CAIRN.INFO : Matières à réflexion

1Les politiques sociales déterminent les priorités, les moyens et les objectifs des actions de solidarité qui sont mises en œuvre au nom de l’État et soutenues par lui. Même ciblées sur des populations légitimement considérées comme en besoin d’aide, ces dispositions présentent un caractère général et impersonnel ; elles s’adressent à des catégories de la population repérées par une caractéristique commune, plus ou moins précise, plutôt qu’à des personnes considérées dans leur spécificité individuelle.

2La multiplicité des interventions entreprises ainsi par les agents du travail social et les effets malencontreux du manque de coordination entre elles ont souvent été étudiés et dénoncés – certaines familles dont les membres cumulent les conditions d’entrée dans des dispositifs différents pouvant faire l’objet de mesures mal coordonnées, elles-mêmes génératrices d’effets pervers.

3Rappelant que « le sens premier du travail social (…) est de marcher avec la personne en la considérant dans sa globalité », Nicole Maestracci, présidente de la Fédération nationale des associations d’accueil et de réinsertion sociale (Fnars) [1], plaide dans la préface qu’elle a donnée au Livre blanc de l’accompagnement social[*] pour une démarche d’implication personnelle auprès des personnes qui sont suivies. Considérant qu’on ne naît pas précaire, exclu ou sans domicile fixe mais qu’on le devient à la suite d’une succession d’événements ou de situations vécues qui conduisent à perdre pied, l’accompagnement social global propose de prendre l’histoire individuelle des sujets à la fois comme explication des parcours qui les ont menés dans la précarité et comme éclairage du chemin qu’ils ont à parcourir sur la voie de la réinsertion.

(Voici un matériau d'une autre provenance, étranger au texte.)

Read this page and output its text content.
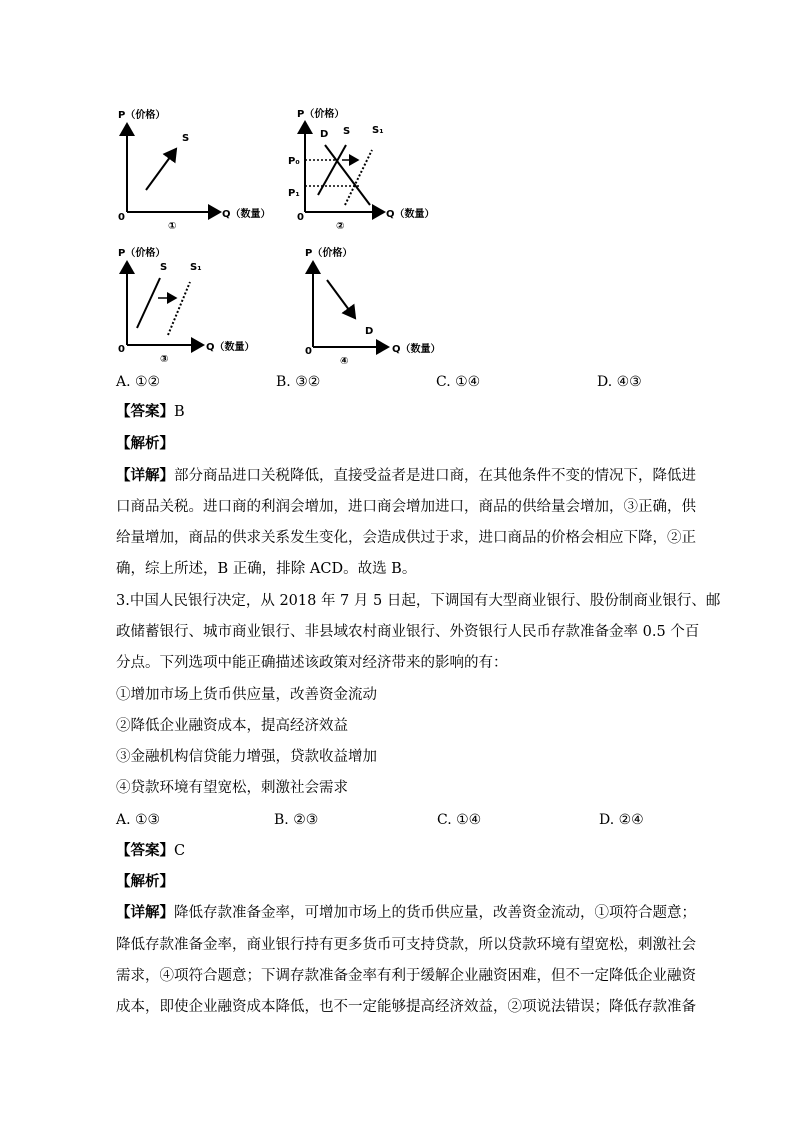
P（价格）
Q（数量）
0
S
①
P（价格）
Q（数量）
0
D S S₁
P₀
P₁
②
P（价格）
Q（数量）
0
S S₁
③
P（价格）
Q（数量）
0
D
④
A. ①②	B. ③②	C. ①④	D. ④③
【答案】B
【解析】
【详解】部分商品进口关税降低，直接受益者是进口商，在其他条件不变的情况下，降低进
口商品关税。进口商的利润会增加，进口商会增加进口，商品的供给量会增加，③正确，供
给量增加，商品的供求关系发生变化，会造成供过于求，进口商品的价格会相应下降，②正
确，综上所述，B 正确，排除 ACD。故选 B。
3.中国人民银行决定，从 2018 年 7 月 5 日起，下调国有大型商业银行、股份制商业银行、邮
政储蓄银行、城市商业银行、非县域农村商业银行、外资银行人民币存款准备金率 0.5 个百
分点。下列选项中能正确描述该政策对经济带来的影响的有：
①增加市场上货币供应量，改善资金流动
②降低企业融资成本，提高经济效益
③金融机构信贷能力增强，贷款收益增加
④贷款环境有望宽松，刺激社会需求
A. ①③	B. ②③	C. ①④	D. ②④
【答案】C
【解析】
【详解】降低存款准备金率，可增加市场上的货币供应量，改善资金流动，①项符合题意；
降低存款准备金率，商业银行持有更多货币可支持贷款，所以贷款环境有望宽松，刺激社会
需求，④项符合题意；下调存款准备金率有利于缓解企业融资困难，但不一定降低企业融资
成本，即使企业融资成本降低，也不一定能够提高经济效益，②项说法错误；降低存款准备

4Les propositions avancées par la Fnars sont issues d’un travail qui s’est voulu collaboratif en associant les membres de 127 établissements (dirigeants associatifs, intervenants sociaux, bénévoles) et 44 groupes de personnes accompagnées. Elles reprennent le nom, sinon les modalités, d’un type d’intervention sociale déjà nommé « accompagnement » qui s’est développé à la fin du XXe siècle afin, alors, de réduire le nombre des prises en charge en institution et d’en limiter le coût pour la collectivité.

5Toutefois, l’idée est ici bien différente car, au lieu de conduire à une atomisation de la prise en charge, ce qui était la critique adressée à l’accompagnement « première manière », la Fnars préconise que soit reconnu et appliqué un droit à l’accompagnement social global, dont le fondement résiderait dans la reconnaissance des situations individuelles et la méthode dans des pratiques novatrices, que l’ouvrage énumère sous la forme d’engagements destinés aux associations et aux intervenants sociaux.

Notes

  • [1]
    Fnars : 76, rue du Faubourg-Saint-Denis, 75010 Paris.
  • [*]
    Fnars, 2011, Le livre blanc de l’accompagnement social, Paris, Éditions de l’Atelier.